A French sonic visionary who transformed electronic music into a stadium-filling spectacle, merging synthesizers with lasers and fireworks for millions.
Jean-Michel Jarre didn't just compose music; he engineered awe. Emerging from a Parisian avant-garde background—his mother was a Holocaust survivor and his father a famed film composer—Jarre took the synthesizer out of the laboratory and launched it into the sky. His 1976 album 'Oxygène' was a revelation, a suite of lush, wordless electronic melodies that became a global smash, proving the genre could have mass emotional appeal. But Jarre’s true genius was scale. He saw concerts not as gigs, but as monumental public events. In 1979, he packed Paris's Place de la Concorde with over a million people for a show that used buildings as projection screens, a template he would replicate in Houston, London, and Moscow, often setting Guinness Records for audience size. His tools were keyboards, lasers, and fireworks, crafting a synesthetic experience where sound and light were inseparable. More than a musician, Jarre became a pioneer of the large-scale multimedia performance, influencing everyone from pop stars to Olympic ceremony planners.
1946–1964
The largest generation in history at the time. Shaped by postwar prosperity, the Vietnam War, the sexual revolution, and Watergate. They questioned every institution their parents built — then ran them.
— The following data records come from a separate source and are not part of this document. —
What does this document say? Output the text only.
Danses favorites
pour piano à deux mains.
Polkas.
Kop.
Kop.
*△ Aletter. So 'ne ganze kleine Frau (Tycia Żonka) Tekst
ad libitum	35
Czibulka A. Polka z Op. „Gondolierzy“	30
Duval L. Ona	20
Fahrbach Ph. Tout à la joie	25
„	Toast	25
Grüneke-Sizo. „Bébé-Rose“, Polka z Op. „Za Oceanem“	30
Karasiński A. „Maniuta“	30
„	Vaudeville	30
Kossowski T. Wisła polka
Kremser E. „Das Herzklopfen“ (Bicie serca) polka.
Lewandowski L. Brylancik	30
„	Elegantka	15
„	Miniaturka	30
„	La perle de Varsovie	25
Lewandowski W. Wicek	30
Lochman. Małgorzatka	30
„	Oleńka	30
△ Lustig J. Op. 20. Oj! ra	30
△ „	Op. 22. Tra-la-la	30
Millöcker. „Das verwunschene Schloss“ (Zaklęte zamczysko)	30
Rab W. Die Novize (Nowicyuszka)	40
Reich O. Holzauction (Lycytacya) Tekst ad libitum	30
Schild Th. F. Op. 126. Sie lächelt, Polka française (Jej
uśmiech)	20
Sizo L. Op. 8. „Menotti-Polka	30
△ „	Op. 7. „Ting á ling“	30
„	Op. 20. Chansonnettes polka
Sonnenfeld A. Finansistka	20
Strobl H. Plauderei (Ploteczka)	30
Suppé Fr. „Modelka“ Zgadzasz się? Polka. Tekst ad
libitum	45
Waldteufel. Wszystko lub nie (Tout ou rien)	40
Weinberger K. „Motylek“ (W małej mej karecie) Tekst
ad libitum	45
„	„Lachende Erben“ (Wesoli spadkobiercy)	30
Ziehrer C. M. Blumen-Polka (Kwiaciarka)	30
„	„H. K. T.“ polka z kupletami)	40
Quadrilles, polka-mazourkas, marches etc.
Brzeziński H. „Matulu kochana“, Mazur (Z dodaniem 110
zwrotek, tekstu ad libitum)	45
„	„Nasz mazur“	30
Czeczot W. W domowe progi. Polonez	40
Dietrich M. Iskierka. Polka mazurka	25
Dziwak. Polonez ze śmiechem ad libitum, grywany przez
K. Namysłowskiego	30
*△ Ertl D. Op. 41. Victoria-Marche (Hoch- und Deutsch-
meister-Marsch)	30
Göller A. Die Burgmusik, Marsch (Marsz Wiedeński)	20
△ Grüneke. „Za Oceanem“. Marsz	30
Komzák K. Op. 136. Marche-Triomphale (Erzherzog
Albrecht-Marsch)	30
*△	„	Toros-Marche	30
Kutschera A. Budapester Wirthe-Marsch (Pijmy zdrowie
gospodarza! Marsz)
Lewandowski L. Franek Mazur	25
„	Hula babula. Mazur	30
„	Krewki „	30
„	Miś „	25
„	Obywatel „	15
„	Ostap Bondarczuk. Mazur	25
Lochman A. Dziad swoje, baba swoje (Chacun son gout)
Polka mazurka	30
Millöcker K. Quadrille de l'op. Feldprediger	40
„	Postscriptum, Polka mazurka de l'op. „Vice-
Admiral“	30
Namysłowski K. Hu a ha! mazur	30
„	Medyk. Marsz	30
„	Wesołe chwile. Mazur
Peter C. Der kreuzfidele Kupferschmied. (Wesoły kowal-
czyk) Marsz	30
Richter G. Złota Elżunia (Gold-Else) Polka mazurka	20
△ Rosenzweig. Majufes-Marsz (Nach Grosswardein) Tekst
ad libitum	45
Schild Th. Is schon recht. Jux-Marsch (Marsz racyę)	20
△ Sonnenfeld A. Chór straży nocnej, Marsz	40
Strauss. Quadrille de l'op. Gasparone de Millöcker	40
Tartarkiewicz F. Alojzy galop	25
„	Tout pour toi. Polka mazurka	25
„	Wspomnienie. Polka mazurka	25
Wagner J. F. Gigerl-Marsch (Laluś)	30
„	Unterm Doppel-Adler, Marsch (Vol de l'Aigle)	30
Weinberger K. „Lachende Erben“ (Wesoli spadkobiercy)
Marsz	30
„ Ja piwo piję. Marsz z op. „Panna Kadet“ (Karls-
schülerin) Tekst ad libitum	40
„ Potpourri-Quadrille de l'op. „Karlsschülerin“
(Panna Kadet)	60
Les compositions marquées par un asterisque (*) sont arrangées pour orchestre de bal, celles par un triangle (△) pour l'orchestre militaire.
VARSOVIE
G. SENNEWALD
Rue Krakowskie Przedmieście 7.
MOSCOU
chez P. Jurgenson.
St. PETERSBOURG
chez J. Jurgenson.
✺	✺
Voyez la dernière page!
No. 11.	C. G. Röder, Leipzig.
Jean-Michel was born in 1948, placing them squarely in the Baby Boomers. The events that shaped this generation — postwar prosperity, civil rights, Vietnam, and the counterculture — shaped the world they entered and the choices available to them.
The biggest hits of 1948
#1 Movie
The Red Shoes
Best Picture
Hamlet
#1 TV Show
Texaco Star Theatre
The world at every milestone
Israel declares independence; Berlin Blockade begins
DNA structure discovered by Watson and Crick
Yuri Gagarin becomes the first human in space
Civil Rights Act signed; Beatles arrive in America
Star Trek premieres on television
Apollo 11: humans walk on the Moon; Woodstock festival
First test-tube baby born
Pan Am Flight 103 bombed over Lockerbie
Google founded; Clinton impeachment
Barack Obama elected first Black US president; financial crisis
Royal wedding of Harry and Meghan; Parkland shooting
He was once married to actress Charlotte Rampling.
Jarre is an avid collector of vintage synthesizers and owns one of the few working EMS Synthi 100 synthesizers.
He composed the official anthem for the 1998 FIFA World Cup, 'The Cup of Life,' with Ricky Martin.
His mother, France Pejot, was a French Resistance member who survived the Ravensbrück concentration camp.
“Electronic music is the only music which deals with the present and the future; all other forms of music deal with the past.”